Results: In unadjusted analyses, African Americans (for regular visits: OR: 0.69, CI: 0.65-0.70; for emergency visits: OR:0.62, CI: 0.45-0.86) and Latinos (for regular visits: OR: 0.84, CI: 0.76-0.94; for emergency visits OR: 0.91 CI: 0.54-1.53) were less likely than Whites to receive root canal therapy, while Asians were more likely to receive this treatment (for regular visits OR: 1.67, CI: 1.31–2.14; for emergency visits OR: 5.27 CI: 1.55-17.87). Once the models were adjusted for the covariates, only African Americans remained significantly less likely to receive root canals than Whites (for regular visits OR: 0.78, CI: 0.72- 0.84; for emergency visits OR: 0.67, CI: 0.48 – 0.93); rates of root canal therapy among Latinos were not significantly different than Whites. However, Asians were more likely than Whites to receive root canal therapy (for regular visits OR: 1.78, CI: 1.31 – 2.43; for emergency visits OR: 3.75, CI: 1.01 – 14.01).

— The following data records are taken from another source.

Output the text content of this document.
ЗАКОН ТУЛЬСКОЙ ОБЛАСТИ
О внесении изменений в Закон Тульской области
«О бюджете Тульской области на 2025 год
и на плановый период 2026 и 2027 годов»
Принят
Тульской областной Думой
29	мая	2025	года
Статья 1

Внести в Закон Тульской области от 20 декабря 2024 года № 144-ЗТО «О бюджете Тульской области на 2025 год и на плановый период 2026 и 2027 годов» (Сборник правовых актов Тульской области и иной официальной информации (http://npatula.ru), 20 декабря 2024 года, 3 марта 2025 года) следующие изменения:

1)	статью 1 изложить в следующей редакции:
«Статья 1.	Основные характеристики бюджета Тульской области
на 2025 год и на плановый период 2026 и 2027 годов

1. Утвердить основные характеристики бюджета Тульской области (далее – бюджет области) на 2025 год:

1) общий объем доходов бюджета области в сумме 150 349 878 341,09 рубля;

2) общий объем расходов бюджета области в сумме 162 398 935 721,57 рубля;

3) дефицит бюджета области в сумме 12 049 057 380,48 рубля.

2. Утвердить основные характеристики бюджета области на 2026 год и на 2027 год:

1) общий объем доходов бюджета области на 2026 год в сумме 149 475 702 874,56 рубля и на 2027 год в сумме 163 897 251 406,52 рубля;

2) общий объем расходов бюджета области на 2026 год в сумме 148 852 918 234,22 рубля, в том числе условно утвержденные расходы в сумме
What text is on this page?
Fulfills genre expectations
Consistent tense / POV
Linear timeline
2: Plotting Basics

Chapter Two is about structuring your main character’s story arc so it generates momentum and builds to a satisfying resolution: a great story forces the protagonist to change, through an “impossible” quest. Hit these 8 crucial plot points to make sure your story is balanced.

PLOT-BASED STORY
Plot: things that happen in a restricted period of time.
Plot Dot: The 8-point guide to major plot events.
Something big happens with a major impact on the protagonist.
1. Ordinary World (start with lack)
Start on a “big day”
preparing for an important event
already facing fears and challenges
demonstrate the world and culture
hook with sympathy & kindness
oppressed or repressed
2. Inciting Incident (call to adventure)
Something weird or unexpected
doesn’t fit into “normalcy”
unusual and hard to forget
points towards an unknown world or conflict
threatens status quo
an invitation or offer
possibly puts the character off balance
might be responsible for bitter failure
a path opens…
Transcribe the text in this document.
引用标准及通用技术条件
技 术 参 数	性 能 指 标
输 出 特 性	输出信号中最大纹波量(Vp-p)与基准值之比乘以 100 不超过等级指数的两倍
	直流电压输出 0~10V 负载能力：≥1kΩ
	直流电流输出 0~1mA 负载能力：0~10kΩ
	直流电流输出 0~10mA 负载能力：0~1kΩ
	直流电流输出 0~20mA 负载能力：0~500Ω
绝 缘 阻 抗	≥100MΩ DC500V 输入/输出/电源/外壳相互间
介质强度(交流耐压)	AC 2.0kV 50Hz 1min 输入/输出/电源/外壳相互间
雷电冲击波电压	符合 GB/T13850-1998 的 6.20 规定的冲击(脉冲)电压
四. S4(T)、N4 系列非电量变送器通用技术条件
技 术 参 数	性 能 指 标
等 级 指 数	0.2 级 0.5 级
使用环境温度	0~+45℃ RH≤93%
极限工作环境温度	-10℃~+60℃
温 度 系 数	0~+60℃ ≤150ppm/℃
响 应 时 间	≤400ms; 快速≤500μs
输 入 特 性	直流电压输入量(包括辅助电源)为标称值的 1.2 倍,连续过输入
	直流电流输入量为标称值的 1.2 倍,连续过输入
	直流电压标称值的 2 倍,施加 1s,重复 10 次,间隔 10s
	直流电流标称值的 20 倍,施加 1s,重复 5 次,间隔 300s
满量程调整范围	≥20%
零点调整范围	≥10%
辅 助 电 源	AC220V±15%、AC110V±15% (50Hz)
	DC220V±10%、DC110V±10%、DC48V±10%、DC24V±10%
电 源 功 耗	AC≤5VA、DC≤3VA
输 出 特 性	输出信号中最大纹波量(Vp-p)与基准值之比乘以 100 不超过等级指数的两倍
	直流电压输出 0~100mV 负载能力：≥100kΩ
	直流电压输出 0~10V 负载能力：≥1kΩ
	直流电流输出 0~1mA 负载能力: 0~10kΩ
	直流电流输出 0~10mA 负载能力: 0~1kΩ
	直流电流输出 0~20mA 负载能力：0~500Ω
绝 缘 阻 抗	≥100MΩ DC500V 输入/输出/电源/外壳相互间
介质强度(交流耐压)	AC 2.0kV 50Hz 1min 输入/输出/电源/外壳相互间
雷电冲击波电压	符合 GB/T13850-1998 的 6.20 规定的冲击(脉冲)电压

Conclusions: These results document that African American VA patients receive root canal therapy less frequently, even after controlling for tooth and gum severity, during both emergency and regular visits. Further, Asians received more root canal therapy in both settings than did Whites. Future research needs to identify the causal mechanisms of such disparities.
Impact: Differential access to dental care by racial/ethnic groups is of concern to VA, where the equitable provision of health care to all veterans is an important goal.